What is a head contract?
It is quite common for two parties – A and B – to enter into a contract on the understanding or with the expectation that B will then subcontract with other(s) – C – to conduct the actual work governed by the first contract. The agreement between A and B is a head contract.
Negotiating the head contract between A and B may or may not proceed smoothly. Reaching agreement on the terms of the subcontract between B and C is an entirely separate matter, and often not without some real head-aches along the way.
B’s hands are effectively tied by the terms of the head contract, in relation to timing, performance levels and allocation of risk and liability. Yet C will routinely sweep that aside. After all, if B agreed to such terms, then isn’t that B’s problem? C may further argue that it did not agree (and would not have agreed) to those same terms, and has no intention of now underwriting B’s failings. (As many in B’s position will know, such arguments are rarely accurate, with A usually driving the negotiating process.)
Unless B is willing to accept the liability gap between what A requires and what C will agree to accept (which is rarely advisable), the subcontract negotiations will be at a stalemate. This is potentially a huge issue for B if it has deadlines to meet under the head contract, and is reliant on C to meet them.
Lawyers are often only brought in after the head contract has been finalised, and then asked to draft and finalise the subcontract.
In a previous matter, FAL Lawyers were instructed to act for a client B at an early stage of the head contract negotiations.

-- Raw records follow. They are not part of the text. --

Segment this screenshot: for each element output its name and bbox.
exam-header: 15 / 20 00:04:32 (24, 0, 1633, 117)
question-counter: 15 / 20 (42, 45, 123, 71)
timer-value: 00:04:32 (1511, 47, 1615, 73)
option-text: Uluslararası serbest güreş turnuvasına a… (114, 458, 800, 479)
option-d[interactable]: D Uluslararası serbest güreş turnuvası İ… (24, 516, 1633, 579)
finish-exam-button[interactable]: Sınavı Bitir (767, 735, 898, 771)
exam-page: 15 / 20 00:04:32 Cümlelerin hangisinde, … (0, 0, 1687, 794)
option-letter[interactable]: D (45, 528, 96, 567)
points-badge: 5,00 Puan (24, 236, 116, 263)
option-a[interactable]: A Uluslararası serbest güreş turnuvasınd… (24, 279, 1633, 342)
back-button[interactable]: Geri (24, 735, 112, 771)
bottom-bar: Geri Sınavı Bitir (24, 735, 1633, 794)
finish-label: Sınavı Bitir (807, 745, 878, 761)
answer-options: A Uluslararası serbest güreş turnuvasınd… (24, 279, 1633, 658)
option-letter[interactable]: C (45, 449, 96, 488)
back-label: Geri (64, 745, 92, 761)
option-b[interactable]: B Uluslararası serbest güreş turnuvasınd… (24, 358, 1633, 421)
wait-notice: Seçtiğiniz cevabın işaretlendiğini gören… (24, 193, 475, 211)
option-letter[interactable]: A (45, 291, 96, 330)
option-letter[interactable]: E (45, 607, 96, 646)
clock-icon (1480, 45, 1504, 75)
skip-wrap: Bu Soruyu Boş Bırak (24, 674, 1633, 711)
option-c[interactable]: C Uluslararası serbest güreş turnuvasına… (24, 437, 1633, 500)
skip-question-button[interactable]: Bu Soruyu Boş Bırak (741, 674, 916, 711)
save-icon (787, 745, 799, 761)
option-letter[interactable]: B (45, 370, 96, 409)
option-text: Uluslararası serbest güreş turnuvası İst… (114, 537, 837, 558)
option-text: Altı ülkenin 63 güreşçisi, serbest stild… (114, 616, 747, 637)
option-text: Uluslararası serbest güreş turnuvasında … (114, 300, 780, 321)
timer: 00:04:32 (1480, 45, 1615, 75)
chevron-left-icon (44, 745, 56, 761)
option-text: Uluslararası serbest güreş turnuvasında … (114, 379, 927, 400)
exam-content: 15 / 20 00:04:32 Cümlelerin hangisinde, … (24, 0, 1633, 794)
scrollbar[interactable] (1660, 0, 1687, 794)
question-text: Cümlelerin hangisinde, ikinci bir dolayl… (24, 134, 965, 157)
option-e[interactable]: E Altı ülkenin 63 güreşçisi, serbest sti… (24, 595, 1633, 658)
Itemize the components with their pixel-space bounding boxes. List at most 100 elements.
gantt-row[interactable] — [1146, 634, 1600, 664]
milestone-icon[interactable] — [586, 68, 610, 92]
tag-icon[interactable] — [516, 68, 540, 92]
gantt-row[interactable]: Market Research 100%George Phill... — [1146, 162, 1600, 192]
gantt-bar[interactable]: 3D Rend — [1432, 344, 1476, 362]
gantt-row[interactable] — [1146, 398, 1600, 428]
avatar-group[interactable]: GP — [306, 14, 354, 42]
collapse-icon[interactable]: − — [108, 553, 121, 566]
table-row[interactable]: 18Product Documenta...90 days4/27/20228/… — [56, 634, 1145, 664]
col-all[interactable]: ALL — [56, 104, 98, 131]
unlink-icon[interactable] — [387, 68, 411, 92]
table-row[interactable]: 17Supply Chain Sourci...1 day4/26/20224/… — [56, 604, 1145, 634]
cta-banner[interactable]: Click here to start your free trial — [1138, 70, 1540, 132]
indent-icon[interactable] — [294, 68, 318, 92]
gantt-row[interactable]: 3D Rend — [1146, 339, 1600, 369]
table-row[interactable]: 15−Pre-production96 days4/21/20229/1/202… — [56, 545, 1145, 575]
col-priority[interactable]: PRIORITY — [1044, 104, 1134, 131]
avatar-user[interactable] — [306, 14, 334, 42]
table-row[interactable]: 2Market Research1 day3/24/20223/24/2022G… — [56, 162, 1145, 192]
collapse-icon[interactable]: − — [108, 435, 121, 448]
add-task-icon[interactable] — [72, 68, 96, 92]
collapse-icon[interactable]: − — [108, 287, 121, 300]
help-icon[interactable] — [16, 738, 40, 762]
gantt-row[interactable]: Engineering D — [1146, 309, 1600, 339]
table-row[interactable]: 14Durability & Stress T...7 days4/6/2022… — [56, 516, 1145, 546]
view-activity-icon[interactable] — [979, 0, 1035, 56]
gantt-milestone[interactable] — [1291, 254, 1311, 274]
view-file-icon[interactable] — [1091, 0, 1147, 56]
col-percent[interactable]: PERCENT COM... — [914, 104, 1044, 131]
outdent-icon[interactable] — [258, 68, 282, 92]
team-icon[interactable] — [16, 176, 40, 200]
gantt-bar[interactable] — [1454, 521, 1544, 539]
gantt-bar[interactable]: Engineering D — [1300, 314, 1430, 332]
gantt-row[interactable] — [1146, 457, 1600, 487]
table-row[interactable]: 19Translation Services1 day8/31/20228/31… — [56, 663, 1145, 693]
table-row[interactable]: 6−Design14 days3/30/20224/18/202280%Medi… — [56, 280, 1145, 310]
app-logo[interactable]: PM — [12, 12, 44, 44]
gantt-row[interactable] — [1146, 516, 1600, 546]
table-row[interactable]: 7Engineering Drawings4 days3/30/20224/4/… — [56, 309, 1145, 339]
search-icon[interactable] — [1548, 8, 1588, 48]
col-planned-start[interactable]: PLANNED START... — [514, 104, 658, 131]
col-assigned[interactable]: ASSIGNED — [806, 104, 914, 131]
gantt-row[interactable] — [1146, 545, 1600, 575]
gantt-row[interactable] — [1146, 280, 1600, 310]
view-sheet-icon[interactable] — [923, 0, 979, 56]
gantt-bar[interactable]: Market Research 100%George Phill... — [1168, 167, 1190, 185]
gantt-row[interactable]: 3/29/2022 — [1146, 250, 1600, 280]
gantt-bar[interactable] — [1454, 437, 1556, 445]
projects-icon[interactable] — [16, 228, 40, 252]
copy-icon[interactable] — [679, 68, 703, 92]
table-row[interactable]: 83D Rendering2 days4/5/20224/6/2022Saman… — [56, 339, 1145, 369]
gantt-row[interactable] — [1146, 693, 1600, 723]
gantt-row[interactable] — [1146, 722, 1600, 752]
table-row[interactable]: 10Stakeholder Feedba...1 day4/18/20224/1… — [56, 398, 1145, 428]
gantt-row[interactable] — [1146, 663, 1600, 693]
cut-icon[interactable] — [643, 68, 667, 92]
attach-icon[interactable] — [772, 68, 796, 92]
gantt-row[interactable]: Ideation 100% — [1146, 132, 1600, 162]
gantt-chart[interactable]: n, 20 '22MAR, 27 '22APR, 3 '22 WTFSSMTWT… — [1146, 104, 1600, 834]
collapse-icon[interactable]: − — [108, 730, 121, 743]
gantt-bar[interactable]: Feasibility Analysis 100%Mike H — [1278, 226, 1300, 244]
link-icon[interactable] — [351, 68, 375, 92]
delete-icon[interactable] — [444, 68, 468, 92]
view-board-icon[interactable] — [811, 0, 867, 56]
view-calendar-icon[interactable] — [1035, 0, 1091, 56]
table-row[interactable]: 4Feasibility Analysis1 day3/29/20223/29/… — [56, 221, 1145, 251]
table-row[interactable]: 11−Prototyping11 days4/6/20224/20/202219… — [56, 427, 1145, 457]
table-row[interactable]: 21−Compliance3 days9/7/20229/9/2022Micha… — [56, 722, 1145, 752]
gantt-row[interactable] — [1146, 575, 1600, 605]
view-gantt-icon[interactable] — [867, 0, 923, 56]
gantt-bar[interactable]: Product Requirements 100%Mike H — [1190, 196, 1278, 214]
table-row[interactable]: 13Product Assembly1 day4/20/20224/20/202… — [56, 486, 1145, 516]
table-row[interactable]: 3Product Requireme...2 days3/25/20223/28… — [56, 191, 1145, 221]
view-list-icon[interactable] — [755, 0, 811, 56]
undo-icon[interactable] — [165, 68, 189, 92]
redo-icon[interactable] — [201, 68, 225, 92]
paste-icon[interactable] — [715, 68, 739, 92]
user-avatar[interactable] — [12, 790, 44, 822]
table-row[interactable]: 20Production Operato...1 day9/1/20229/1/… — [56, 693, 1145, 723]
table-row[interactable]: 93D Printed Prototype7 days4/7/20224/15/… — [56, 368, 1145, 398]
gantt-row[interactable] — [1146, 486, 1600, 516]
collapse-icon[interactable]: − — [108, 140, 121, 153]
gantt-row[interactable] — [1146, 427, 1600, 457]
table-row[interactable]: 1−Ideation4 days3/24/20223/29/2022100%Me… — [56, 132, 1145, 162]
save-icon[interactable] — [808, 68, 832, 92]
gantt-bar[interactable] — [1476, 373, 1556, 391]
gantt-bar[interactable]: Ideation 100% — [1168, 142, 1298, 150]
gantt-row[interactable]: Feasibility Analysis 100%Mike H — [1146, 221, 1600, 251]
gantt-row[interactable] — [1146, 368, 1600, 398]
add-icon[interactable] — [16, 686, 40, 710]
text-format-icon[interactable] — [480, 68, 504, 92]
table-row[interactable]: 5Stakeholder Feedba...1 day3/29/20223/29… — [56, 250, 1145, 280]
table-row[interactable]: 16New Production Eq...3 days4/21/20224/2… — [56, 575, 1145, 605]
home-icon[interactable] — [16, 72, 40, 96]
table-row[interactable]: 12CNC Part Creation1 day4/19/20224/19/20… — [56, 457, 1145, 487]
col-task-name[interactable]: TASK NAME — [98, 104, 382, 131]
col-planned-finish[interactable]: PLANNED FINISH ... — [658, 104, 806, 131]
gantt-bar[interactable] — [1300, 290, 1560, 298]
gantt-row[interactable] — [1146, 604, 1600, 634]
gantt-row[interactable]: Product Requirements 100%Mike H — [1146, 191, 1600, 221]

The client took the very sensible step of circulating the draft head contract to C (in this case, a number of other parties), with A’s knowledge and consent. Our client requested C to comment on the document, making it clear that whatever obligations it was required to perform under the head contract would be passed down to C.
Following a review of the head contract, C provided a number of comments, the majority of which were reasonable. Such comments were then factored into B’s negotiation of the head contract with A. There were some successes and some failures in terms of what amendments A was willing to accept.
Of fundamental importance, however, was that B was able to inform C that it had tried to secure C’s requested amendments, and where it had been unable to do so, this was due to A’s refusal. Accordingly, the terms of the head contract (and in large part, the subcontract) represented the extent of what was acceptable to A.
As a result, when it came time to negotiating the subcontract between B and C, the ensuing process was quick and painless. Two of the C parties had no comments whatsoever and accepted the subcontract as is. The third such party only had a few, very minor, comments which were quickly put to bed.
There is little doubt that the additional, early step of circulating the draft head contract to C for comment, and incorporating the issues raised by C as part of B’s negotiations with A, saved significant time (and costs) when it came to subcontract time.
Of course, if A doesn’t agree to circulating the draft head contract to C, then you may wish to:
- ensure that the head contract is not binding until you’ve entered the subcontract; and
- reserve rights to re-negotiate with A if critical issues arise in negotiating the subcontract with C.
Conclusion – Tip for Alleviating the Head-Ache of Subcontracting
Where appropriate (and with the A party’s consent, if necessary), the potential prescription for a pain-free subcontracting process is clear. Consult with your subcontractors early when negotiating a head contract, and many of the head-aches down the track may be alleviated.